Inexorablement, il passe. Quoique l’on fasse, qu’on le gagne, qu’on le perde, il passe.

Mais pas toujours à la même vitesse. Il est lent quand on attend du secours et s’écoule

beaucoup plus rapidement quand on rajoute une année à notre existence. Il est

interminable à l’arrêt de bus sous la pluie et semble éphémère à la fin d’une existence.

Pour simplifier il est trop long quand on s’ennuie et trop court quand on s’amuse.

Mais lui n’en a que faire de nos tourments et de nos pensées.

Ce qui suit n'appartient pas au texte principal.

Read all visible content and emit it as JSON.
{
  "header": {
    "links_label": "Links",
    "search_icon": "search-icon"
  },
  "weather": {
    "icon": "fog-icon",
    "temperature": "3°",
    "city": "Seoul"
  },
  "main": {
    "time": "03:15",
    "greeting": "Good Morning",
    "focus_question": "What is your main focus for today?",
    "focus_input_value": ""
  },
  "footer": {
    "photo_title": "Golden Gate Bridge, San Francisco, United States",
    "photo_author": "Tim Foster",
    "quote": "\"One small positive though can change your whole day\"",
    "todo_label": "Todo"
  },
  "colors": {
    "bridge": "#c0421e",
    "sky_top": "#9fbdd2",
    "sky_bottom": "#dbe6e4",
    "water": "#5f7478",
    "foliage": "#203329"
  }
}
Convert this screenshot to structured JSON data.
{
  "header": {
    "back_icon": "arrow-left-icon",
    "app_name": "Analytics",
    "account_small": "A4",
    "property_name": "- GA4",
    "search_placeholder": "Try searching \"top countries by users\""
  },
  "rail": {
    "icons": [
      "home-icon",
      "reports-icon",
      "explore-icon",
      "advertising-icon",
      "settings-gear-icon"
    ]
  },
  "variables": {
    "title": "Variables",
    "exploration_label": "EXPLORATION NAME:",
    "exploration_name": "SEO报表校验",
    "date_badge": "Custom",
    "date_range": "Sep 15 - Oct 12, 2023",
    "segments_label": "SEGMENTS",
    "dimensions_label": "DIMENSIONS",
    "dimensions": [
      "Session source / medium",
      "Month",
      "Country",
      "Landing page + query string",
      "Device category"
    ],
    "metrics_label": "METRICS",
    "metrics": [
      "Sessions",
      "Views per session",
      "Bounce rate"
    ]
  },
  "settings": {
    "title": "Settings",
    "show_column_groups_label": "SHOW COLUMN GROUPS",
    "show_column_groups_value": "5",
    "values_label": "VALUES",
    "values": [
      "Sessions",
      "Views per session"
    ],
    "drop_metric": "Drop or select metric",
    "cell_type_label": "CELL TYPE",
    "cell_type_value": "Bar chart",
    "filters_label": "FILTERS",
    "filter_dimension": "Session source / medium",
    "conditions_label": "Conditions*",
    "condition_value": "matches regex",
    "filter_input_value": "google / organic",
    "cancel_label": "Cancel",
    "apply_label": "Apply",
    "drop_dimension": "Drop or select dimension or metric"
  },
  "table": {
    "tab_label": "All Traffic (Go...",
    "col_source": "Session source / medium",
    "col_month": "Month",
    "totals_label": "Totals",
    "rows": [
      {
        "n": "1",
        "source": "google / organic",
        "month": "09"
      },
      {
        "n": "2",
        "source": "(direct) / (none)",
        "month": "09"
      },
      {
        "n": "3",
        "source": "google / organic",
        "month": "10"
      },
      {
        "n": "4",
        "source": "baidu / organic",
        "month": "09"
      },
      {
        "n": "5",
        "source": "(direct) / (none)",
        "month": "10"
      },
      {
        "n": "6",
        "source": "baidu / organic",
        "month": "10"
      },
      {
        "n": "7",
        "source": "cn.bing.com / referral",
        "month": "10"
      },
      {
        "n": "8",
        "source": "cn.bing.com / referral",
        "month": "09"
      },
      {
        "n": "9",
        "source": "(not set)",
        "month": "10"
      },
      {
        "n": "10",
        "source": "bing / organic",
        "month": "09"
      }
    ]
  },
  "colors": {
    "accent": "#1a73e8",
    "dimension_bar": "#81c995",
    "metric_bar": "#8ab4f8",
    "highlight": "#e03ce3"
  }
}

Il est l’objet de rédactions,

de poésie, de chansons, de grands textes littéraires, on lui porte énormément d’égards, de

respect, on lui accorde même un peu de lui-même puisque l’on dit aussi « laissons du

temps au temps ».Même bon, béni ou notre allié, parfois on le recherche car il s’est enfui,

évaporé, perdu. Mais lui n’en a cure, il continue son petit bonhomme de chemin sans se

soucier de nos petits personnages et nous fera tous disparaître, par sa faute.

Néanmoins, le temps est nécessaire qu’il soit passé ou à venir. Il permet de partager,

d’aimer, de transmettre la vie, de vivre le temps qu’il nous octroiera.

Et tout cela sans nous obliger de l’aimer, lui, le temps qui passe.